Es eso antes que nada lo que nos dice Juan. Pero él se toma la molestia, el tiempo para contarnos la duda de Tomas. Como a Pedro le ha sucedido con respecto a las mujeres, Tomas no acepta el testimonio de los discípulos y de los apóstoles sobre la Resurrección de Jesús. Él no está allí en el momento de la manifestación de Jesús la tarde de Pascual. Tal parece que Tomas pide pruebas o signos más evidentes.

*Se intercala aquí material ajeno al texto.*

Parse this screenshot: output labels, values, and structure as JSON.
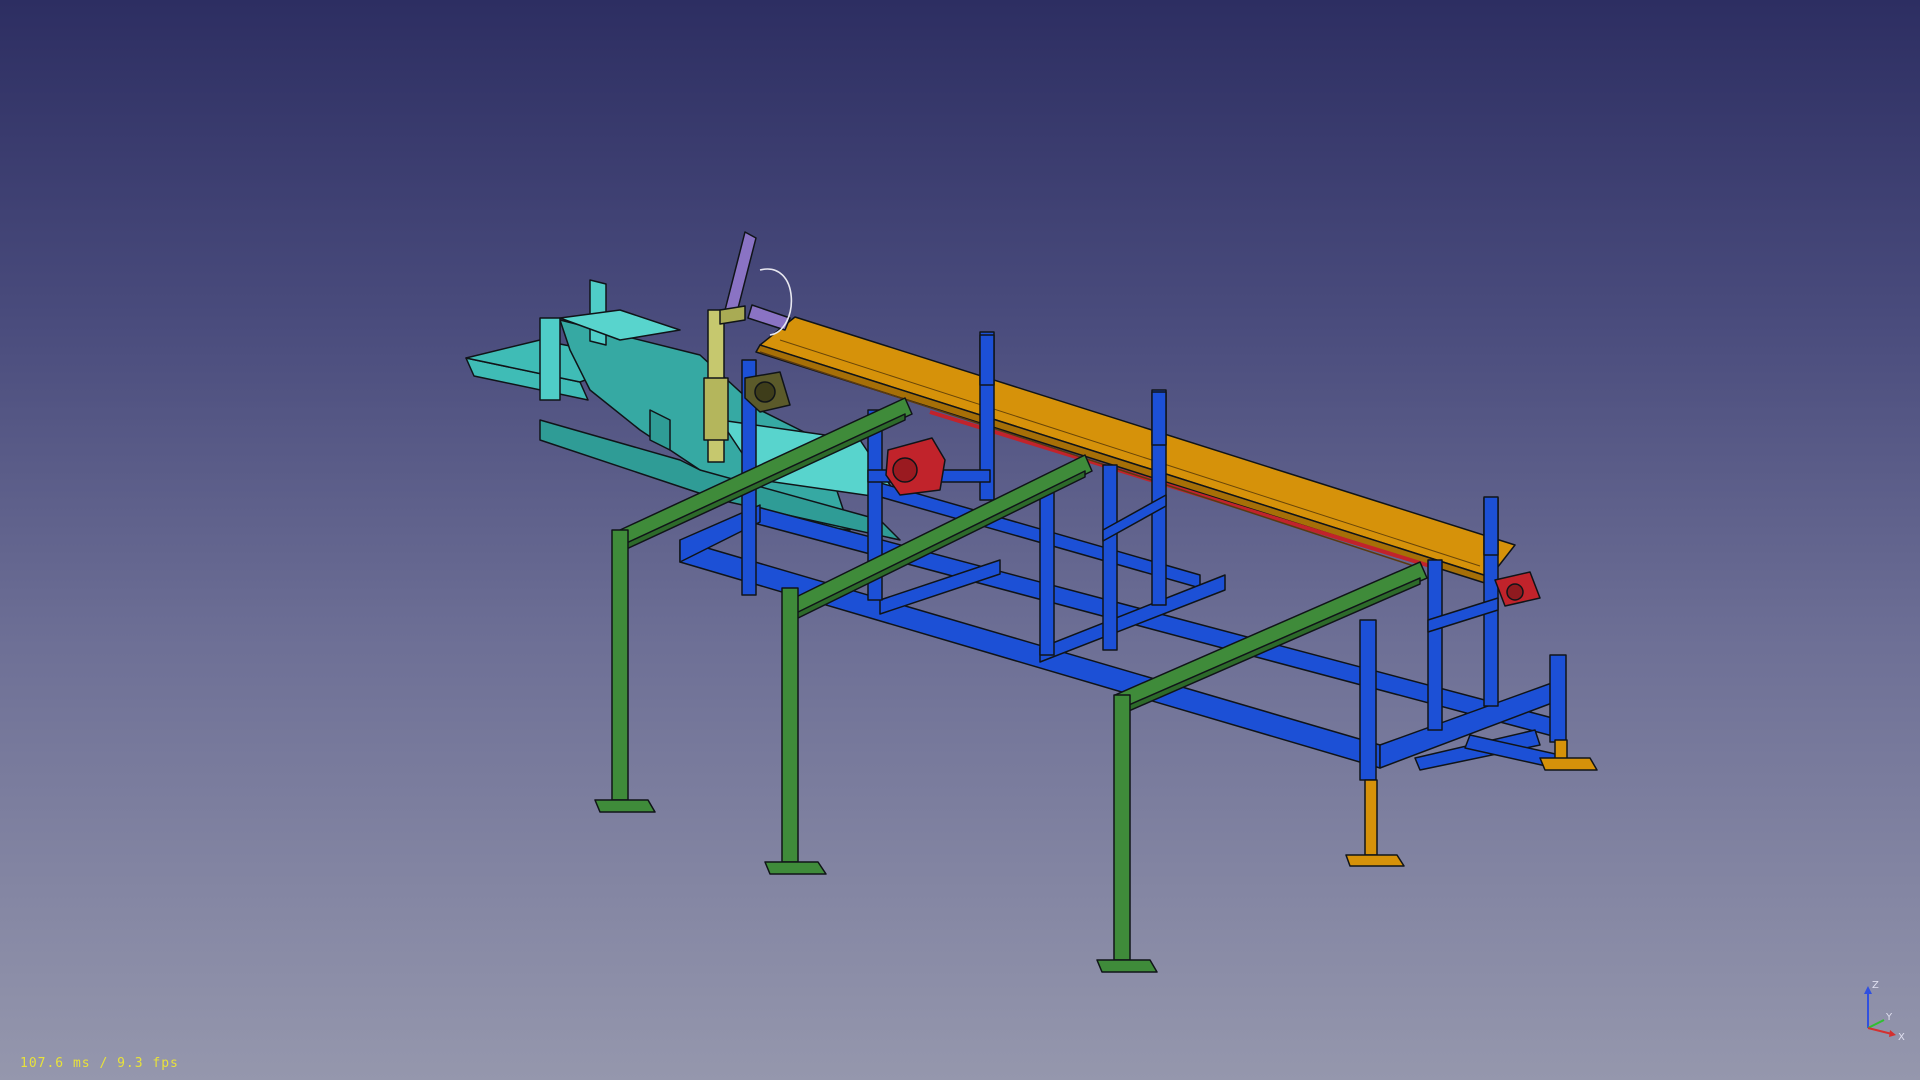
{
  "status": {
    "render_stats": "107.6 ms / 9.3 fps"
  },
  "axes": {
    "z_label": "Z",
    "y_label": "Y",
    "x_label": "X"
  },
  "colors": {
    "background_top": "#2d2e62",
    "background_bottom": "#9597ad",
    "frame_blue": "#1c50d6",
    "support_green": "#3f8b3a",
    "rail_orange": "#d6920a",
    "hopper_teal": "#3fbcb6",
    "motor_red": "#c1232b",
    "arm_purple": "#8a73c4",
    "cylinder_yellow": "#c6c86e",
    "stats_text": "#e8e23a",
    "axis_x": "#d43030",
    "axis_y": "#30c030",
    "axis_z": "#3050e0"
  }
}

De Tomás sabemos poco. Los evangelios sinópticos no hablan mucho de él…solo aparece en la lista de los 12. Juan lo menciona dos veces, una vez para manifestar su entusiasmo de seguir a Jesús (Juan 11,16) y la otra ocasión, cuando hace una pregunta a propósito del camino (Juan 14,5). Para la tradición, Tomás es el símbolo del creyente testarudo y rebelde que se niega a creer y que solo cede ante las pruebas evidentes.

En verdad, hay acá una cierta ilusión. Ninguno de entre nosotros no cree por que ve. Ver no lleva a la fe sino a la ciencia, al conocimiento. Aquel que no ve no cree, él sabe. Aquel que cree no VE en el sentido estricto. Él adhiere al testimonio de alguien. Es por ello que mismo en presencia del Resucitado, algunos han creído y otros no. Pero el testimonio de los apóstoles y de los discípulos es fundador, puesto que solamente ellos pueden atestiguar que el Señor Jesús de quien ellos han hecho la experiencia es muy bien aquel mismo que ha compartido la existencia durante su vida pública y quien ha muerto crucificado.

En el fondo, para los primeros testigos, el hombre Jesús que ellos han conocido es el mismo Señor Jesús en quien tienen fe.
Nosotros creemos en Jesús resucitado y que vive eternamente. Pero nosotros no hemos conocido ni conoceremos jamás al hombre Jesús de Galilea. El relato que nos aporta Juan insiste en decirnos que el Resucitado se manifiesta a Tomás bajo los trazos del Crucificado. Pero al contrario de lo que nos muestran las pinturas o cuadros alusivos a este pasaje, en ningún momento Tomás mete sus dedos en las llagas de manos y pies dejadas por los clavos, él no mete la mano en su costado. Él entra totalmente en la fe y exclama: “Señor mío y Dios mío” (v.28).
Cuando él está solo, lejos de la comunidad, Tomas no cree. El pide signos. Cuando él se une a la comunidad, cuando él comparte una experiencia con los otros, Tomas se deja “quebrar” y llega a ser capaz de entrar en la FE. Entonces él ve, reconoce al crucificado vivo y a su turno, confiesa la FE.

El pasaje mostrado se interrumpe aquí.